Cybersécurité : les cinq portes d'entrée préférées des hackers en 2026
Le rapport Verizon 2026 sur les violations de données révèle les cinq méthodes les plus courantes utilisées par les pirates. Les erreurs des employés figurent parmi les principales causes, exposant des données sensibles sans qu'aucun système ne soit piraté.

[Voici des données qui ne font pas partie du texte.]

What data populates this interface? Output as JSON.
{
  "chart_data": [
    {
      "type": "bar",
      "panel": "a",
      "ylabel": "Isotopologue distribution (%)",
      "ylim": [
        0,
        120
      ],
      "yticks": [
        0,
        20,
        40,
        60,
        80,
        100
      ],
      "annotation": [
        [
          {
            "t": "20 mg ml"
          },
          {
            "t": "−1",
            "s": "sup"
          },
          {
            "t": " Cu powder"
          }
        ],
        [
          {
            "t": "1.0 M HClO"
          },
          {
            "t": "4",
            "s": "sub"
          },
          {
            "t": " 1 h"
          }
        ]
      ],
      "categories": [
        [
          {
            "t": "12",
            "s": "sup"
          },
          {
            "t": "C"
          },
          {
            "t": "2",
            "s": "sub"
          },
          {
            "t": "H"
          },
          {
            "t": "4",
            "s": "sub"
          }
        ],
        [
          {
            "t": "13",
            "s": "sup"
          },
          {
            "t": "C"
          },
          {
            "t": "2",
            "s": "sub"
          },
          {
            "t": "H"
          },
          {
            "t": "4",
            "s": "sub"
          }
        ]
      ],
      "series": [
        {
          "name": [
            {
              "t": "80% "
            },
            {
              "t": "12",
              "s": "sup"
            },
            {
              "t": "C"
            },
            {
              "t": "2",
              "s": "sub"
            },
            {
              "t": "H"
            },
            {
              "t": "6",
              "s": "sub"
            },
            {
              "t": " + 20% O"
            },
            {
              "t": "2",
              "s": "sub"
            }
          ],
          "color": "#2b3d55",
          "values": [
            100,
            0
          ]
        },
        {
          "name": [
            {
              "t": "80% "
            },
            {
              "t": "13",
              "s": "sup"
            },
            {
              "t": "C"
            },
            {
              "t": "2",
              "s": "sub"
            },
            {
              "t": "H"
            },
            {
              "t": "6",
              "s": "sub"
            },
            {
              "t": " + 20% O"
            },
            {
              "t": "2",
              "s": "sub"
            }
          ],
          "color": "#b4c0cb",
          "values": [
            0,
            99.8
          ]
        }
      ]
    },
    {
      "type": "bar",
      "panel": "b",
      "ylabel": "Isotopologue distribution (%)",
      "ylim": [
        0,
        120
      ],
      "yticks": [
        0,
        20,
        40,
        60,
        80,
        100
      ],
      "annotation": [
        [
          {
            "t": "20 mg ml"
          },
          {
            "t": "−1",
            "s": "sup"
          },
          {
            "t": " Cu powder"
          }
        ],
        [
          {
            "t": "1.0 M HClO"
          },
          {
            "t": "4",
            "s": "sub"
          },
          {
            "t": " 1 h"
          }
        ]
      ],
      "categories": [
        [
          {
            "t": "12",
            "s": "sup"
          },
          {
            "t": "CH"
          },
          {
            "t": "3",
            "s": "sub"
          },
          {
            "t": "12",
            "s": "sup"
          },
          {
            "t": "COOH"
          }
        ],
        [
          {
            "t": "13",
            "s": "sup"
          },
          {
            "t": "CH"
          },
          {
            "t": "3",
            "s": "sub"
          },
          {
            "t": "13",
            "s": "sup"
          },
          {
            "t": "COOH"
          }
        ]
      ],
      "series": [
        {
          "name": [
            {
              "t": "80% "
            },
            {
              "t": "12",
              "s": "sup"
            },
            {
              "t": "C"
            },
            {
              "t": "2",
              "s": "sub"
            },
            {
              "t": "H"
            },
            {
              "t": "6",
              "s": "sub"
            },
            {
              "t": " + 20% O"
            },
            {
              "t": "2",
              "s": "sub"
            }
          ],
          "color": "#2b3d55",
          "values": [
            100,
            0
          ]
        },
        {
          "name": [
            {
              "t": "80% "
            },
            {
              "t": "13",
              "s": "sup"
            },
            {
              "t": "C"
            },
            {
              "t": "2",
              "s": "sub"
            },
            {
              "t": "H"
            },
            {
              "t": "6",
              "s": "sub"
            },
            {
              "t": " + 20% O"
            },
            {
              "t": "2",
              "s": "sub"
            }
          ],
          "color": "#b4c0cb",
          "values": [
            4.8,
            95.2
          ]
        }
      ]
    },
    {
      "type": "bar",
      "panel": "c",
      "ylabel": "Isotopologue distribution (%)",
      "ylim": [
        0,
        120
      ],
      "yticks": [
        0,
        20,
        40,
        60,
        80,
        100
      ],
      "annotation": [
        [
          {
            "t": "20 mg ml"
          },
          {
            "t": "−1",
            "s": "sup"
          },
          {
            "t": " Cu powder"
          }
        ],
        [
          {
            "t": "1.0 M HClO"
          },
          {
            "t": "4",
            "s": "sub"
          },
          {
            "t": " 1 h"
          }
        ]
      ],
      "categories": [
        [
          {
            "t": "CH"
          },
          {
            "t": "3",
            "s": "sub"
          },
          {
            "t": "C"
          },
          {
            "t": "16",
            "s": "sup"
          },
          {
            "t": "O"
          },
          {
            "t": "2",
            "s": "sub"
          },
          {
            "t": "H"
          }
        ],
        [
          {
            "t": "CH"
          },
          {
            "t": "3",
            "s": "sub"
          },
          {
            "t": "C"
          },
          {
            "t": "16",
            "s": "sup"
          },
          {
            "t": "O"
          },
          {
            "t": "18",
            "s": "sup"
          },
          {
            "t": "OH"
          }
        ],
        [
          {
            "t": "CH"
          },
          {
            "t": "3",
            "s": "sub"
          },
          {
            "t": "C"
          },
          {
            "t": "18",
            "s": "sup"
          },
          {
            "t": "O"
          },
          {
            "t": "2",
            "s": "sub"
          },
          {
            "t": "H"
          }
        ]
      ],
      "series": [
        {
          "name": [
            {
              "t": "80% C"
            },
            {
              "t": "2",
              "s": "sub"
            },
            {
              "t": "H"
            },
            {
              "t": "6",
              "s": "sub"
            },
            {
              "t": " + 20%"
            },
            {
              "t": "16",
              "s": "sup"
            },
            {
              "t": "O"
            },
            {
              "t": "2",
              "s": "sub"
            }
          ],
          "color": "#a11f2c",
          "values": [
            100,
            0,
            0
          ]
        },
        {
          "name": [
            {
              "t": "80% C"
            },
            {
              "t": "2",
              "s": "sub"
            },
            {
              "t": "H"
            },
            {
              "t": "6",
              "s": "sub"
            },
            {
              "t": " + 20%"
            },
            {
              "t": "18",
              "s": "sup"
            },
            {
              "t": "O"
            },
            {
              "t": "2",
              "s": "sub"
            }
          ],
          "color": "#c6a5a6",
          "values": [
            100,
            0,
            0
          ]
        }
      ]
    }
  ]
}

Le rapport annuel de Verizon sur les violations de données, publié mardi, dresse un constat sans appel : les hackers n'ont pas besoin de techniques sophistiquées pour pénétrer les systèmes. Les cinq principales méthodes recensées en 2026 sont l'usurpation d'identité, le vol d'identifiants, l'exploitation de vulnérabilités non corrigées, les attaques par déni de service et l'ingénierie sociale. Surprise : les erreurs humaines, comme un employé qui clique sur un lien piégé ou envoie un fichier confidentiel à la mauvaise adresse, figurent en bonne place. Ces erreurs, souvent bénignes en apparence, ouvrent la porte à des fuites massives de données.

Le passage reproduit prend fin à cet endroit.